A must-watch movie….


In the mid-1980s, an Iranian-born, France-based journalist named Freidoune Sahebjam was traveling in his native land, assessing the impact of the Iranian Revolution, when he came upon a rural mountain village and learned of a ghastly crime. It had been committed by an entire community against a local woman. It was a crime that indicted a nation, a movement, and a religiously inspired ideology.

The victim was Soraya Manutchehri, a 35-year-old mother of seven who, in her own prophetic words, had become “an inconvenient wife.” Bartered away in an arranged marriage at 13 to a petty criminal named Ghorban-Ali, who was 20 years old at the time, Soraya bore nine children over the next two decades, enduring two stillborn births and regular beatings from her husband, along with his insults, his consorting with prostitutes, and his campaign to turn her two oldest sons against her.

On August 15, 1986, with the complicity of a local mullah who had been imprisoned for child molesting under the Shah, Ghorban-Ali showed himself to be more than a garden variety sociopath and town bully; he was a sadistic monster, and Islamic fundamentalism was his enabler, his aider, his abettor.

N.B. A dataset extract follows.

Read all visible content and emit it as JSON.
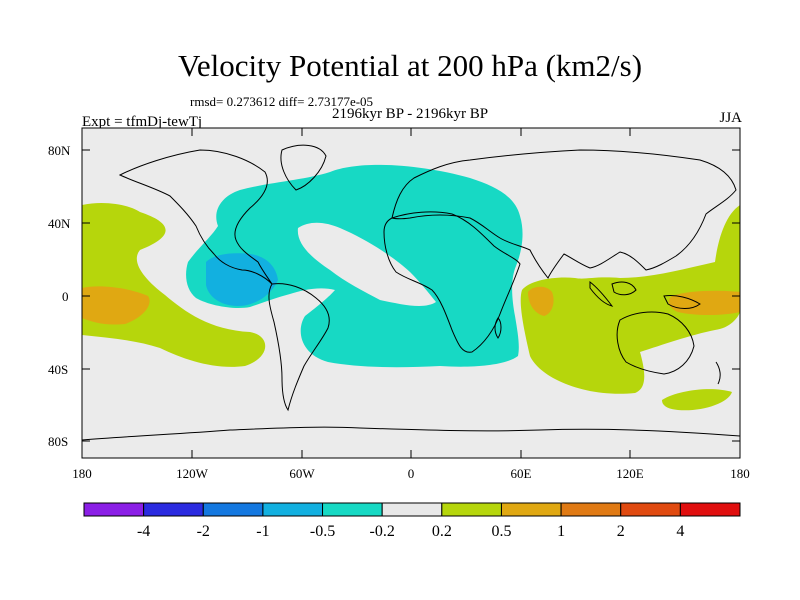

In the anarchic days of the Iranian Revolution, Ghorban-Ali had found work as a prison guard in a neighboring town. There, he met a 14-year-old girl whom he wanted to marry. Polygamy was encouraged in Ayatollah Khomeini’s Iran, but Ghorban-Ali didn’t want to support two families, and did not desire to return his wife’s dowry. How to rid himself of his “old” wife? That was the easy part. Accuse her of infidelity. No matter that her husband had not actually seen anything untoward, or that Soraya was completely innocent, or that her husband’s cynical accusations were only backed up by his cousin, who as it turned out had been coerced into concurring with the vaguest of accusations: a smile here, a brushed hand there.

What court of law would find someone guilty on such flimsy evidence? A “sharia” court is the answer. And so Soraya was convicted. The sentence was death-death by stoning.

That was the story relayed to Freidoune Sahebjam by Soraya’s brave aunt, Zahra Khanum. His riveting and spare account became an international best-seller. Critics compared “The Stoning of Soraya M.” to Kafka, but actually nothing in the western canon of literature is comparable to the inadvertent self-parody — the simple lunacy — of a system of law that maintains that if a man is accused of infidelity by his wife, she must prove his guilt, but if a woman is accused, she must prove her innocence. Thus, in a single sentence, is a belief system codified. It is a system that rejects modernity, justice, equality and rationality — and treats female sexuality as a vice. Apparently, you can get away with this kind of madness in much of the world by simply inciting crowds to chant, “God is Great,” while you throw the stones.

It’s a fitting image, rock-throwing…fitting for the Stone Age, that is. Such show trials pay no heed to the natural rights we presume to be universal in a 21st century society: The right to be present at your own trial, to testify in your own defense, to cross-examine the witnesses against you, to be represented by counsel, to have an impartial arbiter of fact, to appeal the judgment to higher courts. None of these were present in rural Iran in the drunken days of “the Islamic Revolution.” For women and girls in Iran and in many other parts of the globe they are not present today.

The verdict against Soraya M., was carried out in a village called Kupayeh, but it could have been almost anywhere in rural Iran. It could happen, and does still, in Somalia, Afghanistan, Pakistan, Nigeria, or anyplace where sharia is the law of the land. More common, by far, in the Muslim world is the perverse practice of “honor killings” — the slaying of a woman or girl by male members of her own family on the basis of some presumed sexual indiscretion. The barbarity of this practice is mirrored by its Orwellian description, for it is one of the most dishonorable practices in the world.

It is a real life story! It is a narrative tasting absinthe! Innocent blood flows and injustice abounds! My blood boils and my hear is torn when i watched those scenes. It is revolting. And it gets me bitter but…….

I have learned to cherish my privilege to be well treated as a woman in my country and i have become more aware of what life is for some other women like me around the Earth.

Watch it and let me know if you don’t share my feelings.